Shakespeare’s play Troilus and Cressida is unusual in that after its initial production, probably in 1602, it did not appear on stage until the 20th century: the first professional production was after the First World War.

It then began to be talked of as ‘a modern play’, ‘a play for our time’ and so forth—meaning, essentially, that it set out to present bad behaviour on stage and called into question things like loyalty, the heroic ideal, and of course the Homeric vision of the Trojan War. All the most heroic of Homer’s characters—the prime movers, both Greek and Trojan—are portrayed as contemptible in varying degrees, with the single exception of Hector; and the events recounted in the Iliad are altered, even to the extent of making Achilles kill Hector not in single combat, but by a shameful trick.

What moved Shakespeare to write such a play remains unclear, but it is plain why no one wanted to watch it on stage until the 20th century, when it became accepted that drama, and literature in general, could present selfishness and brutality in elaborate detail. That it should be revived after World War I is perhaps understandable, since it calls attention to how war can bring out the worst in people as well as the best, kings and commanders included.

It is a dispiriting play, raising the question why people should go to the theatre to be disheartened, and indeed whether many people do.

A colleague asked why Shakespeare, and his predecessors, felt free to take such liberties with the works of Homer.
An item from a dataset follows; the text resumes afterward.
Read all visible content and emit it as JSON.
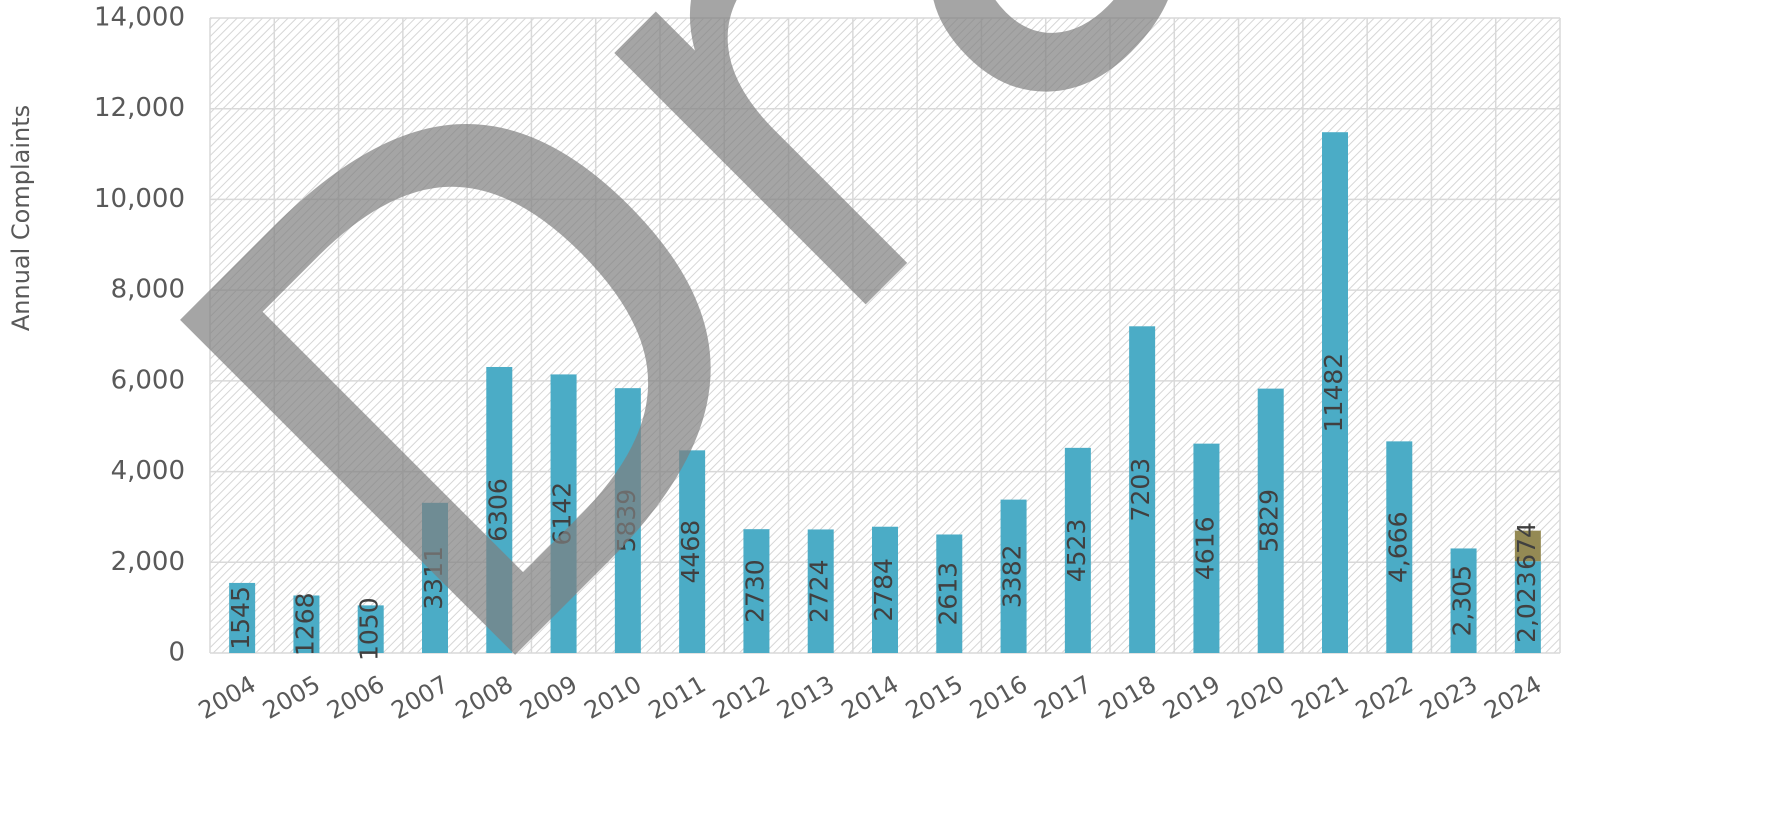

But these timeless stories become public property, and I reminded him of the recent dramatic variations on the character Sherlock Holmes, which have been so ingenious and so popular.

In the 21st century, it is even becoming acceptable to give fictitious accounts of actual people—Jane Austen, for example, or more recently people still alive, in the series called The Crown. The distinction between fact and fiction is becoming more blurred. But rewriting the past was a familiar pursuit of the Greeks anyway (see earlier posts).